Even more of Ferrandini’s compositions can be found in the Maria Antonia archive in Dresden. It’s where a different Passion cantata O spettaculo pur troppo funesto is held, this time, dramatizing the dialogue of Jesus and the thief on the cross next to him, who, has found in the end, redemption after all. What’s so interesting about this cantata is its instrumentation for soprano accompanied by organ, lute and viols.
It’s perhaps an unexpected sound for a gallant-leaning Italian composer writing in the early to mid-18th century (though lutes and viols are certainly not completely outside the realm of possibility…) Getting a grasp on Ferrandini’s distinctive musical language and style is easier when you know that the Italian Ferrandini spent much of his life working abroad in Germany, where there was in fact, a continuing tradition of viol playing. Ferrandini moved to Munich when he was barely a teenager—there he played oboe in the service of Duke Ferdinand. By the age of 18, he had written his first opera and in his 20’s, Ferrandini became a court composer, and later director of chamber music for Elector Karl Albrecht. Ferrandini also taught singing and composition to the Elector’s daughter, Princess Maria Antonia. When she married and moved to Dresden in 1747, the Princess likely took Ferrandini’s compositions with her.
Secular Cantatas and Orchestral Music
More of Ferrandini’s music is collected on a 2014 Accent release featuring Olivia Vermeulen and the orchestra, Harmonie Universelle that presents three secular cantatas from a manuscript volume of Ferrandini’s ‘Cantate con Istromenti’ that has been preserved in the Dresden State Library.

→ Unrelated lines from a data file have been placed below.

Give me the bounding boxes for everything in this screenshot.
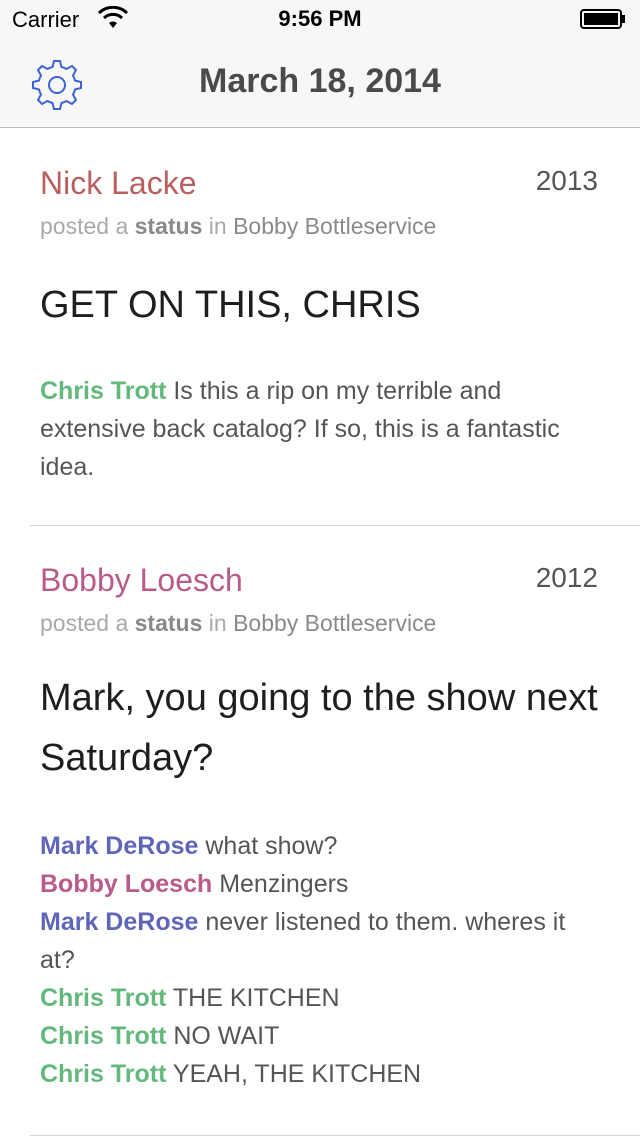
post-headline: GET ON THIS, CHRIS bbox=[40, 284, 421, 326]
comment-author[interactable]: Mark DeRose bbox=[40, 908, 198, 936]
post-card[interactable]: Bobby Loesch 2012 posted a status in Bob… bbox=[30, 526, 640, 1136]
meta-type: status bbox=[134, 213, 203, 239]
comment-author[interactable]: Chris Trott bbox=[40, 377, 166, 405]
comment-author[interactable]: Mark DeRose bbox=[40, 832, 198, 860]
comment: Bobby Loesch Menzingers bbox=[40, 865, 580, 903]
nav-bar: March 18, 2014 bbox=[0, 40, 640, 128]
comment: Chris Trott NO WAIT bbox=[40, 1017, 580, 1055]
meta-in: in bbox=[208, 610, 227, 636]
meta-group[interactable]: Bobby Bottleservice bbox=[233, 213, 436, 239]
feed: Nick Lacke 2013 posted a status in Bobby… bbox=[0, 129, 640, 1136]
comment-author[interactable]: Chris Trott bbox=[40, 984, 166, 1012]
status-bar: Carrier 9:56 PM bbox=[0, 0, 640, 40]
battery-icon bbox=[580, 9, 625, 29]
page-title: March 18, 2014 bbox=[199, 62, 441, 100]
comment: Chris Trott YEAH, THE KITCHEN bbox=[40, 1055, 580, 1093]
post-year: 2012 bbox=[535, 562, 598, 593]
meta-posted: posted a bbox=[40, 213, 129, 239]
comment-author[interactable]: Chris Trott bbox=[40, 1022, 166, 1050]
comment-text: YEAH, THE KITCHEN bbox=[172, 1060, 422, 1088]
post-card[interactable]: Nick Lacke 2013 posted a status in Bobby… bbox=[30, 129, 640, 526]
meta-in: in bbox=[208, 213, 227, 239]
meta-group[interactable]: Bobby Bottleservice bbox=[233, 610, 436, 636]
post-meta: posted a status in Bobby Bottleservice bbox=[40, 610, 436, 637]
post-author[interactable]: Nick Lacke bbox=[40, 165, 197, 202]
comment-text: Menzingers bbox=[219, 870, 349, 898]
comment-author[interactable]: Bobby Loesch bbox=[40, 870, 212, 898]
comment: Mark DeRose what show? bbox=[40, 827, 580, 865]
comment: Mark DeRose never listened to them. wher… bbox=[40, 903, 580, 979]
post-headline: Mark, you going to the show next Saturda… bbox=[40, 677, 598, 779]
post-meta: posted a status in Bobby Bottleservice bbox=[40, 213, 436, 240]
post-author[interactable]: Bobby Loesch bbox=[40, 562, 243, 599]
comment-text: THE KITCHEN bbox=[172, 984, 340, 1012]
meta-type: status bbox=[134, 610, 203, 636]
meta-posted: posted a bbox=[40, 610, 129, 636]
status-time: 9:56 PM bbox=[278, 6, 362, 31]
comment-text: NO WAIT bbox=[173, 1022, 280, 1050]
comment-list: Chris Trott Is this a rip on my terrible… bbox=[40, 372, 580, 486]
post-year: 2013 bbox=[535, 165, 598, 196]
comment-list: Mark DeRose what show? Bobby Loesch Menz… bbox=[40, 827, 580, 1093]
comment: Chris Trott THE KITCHEN bbox=[40, 979, 580, 1017]
comment-author[interactable]: Chris Trott bbox=[40, 1060, 166, 1088]
comment-text: what show? bbox=[205, 832, 338, 860]
comment: Chris Trott Is this a rip on my terrible… bbox=[40, 372, 580, 486]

A typical long Ferrandini slow movement, lasting over 10 minutes, recalls some of the Il pianto di Maria Vergine arias from the previous recording. The lament here though, is that of a poor sunflower, whose grief stems from her lack of scent—a “wretched plant”—though constant, unlike the jasmine, or the lily, or the rose.

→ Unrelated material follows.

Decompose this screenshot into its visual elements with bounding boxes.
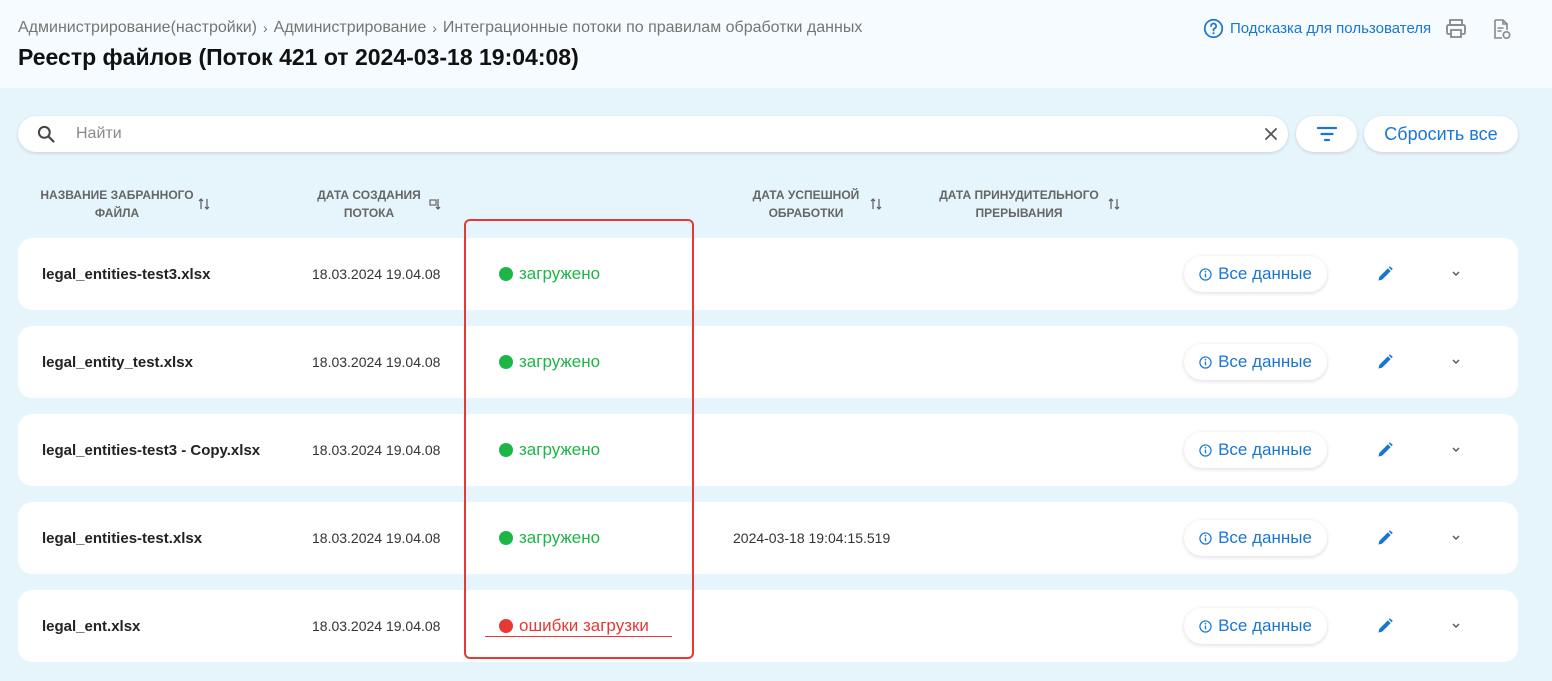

The texts of these secular cantatas from Dresden are interesting. Remember Ferrandini’s student Maria Antonia? We know for sure that the text of at least one of the cantatas in the set, was actually written by the princess…We learn from the extensive booklet notes included with this CD, that the text of cantata 4 beginning “Dell’idol mio traffitto…” exists in a Dresden collection of Maria Antonia’s poems with the reference “cantata a voce sola: La musica e del Signor Ferandini”
Besides the cantatas, this CD by Harmonie Universelle, also provides a taste of Ferrandini’s orchestral music, including the Sinfonia in B flat major.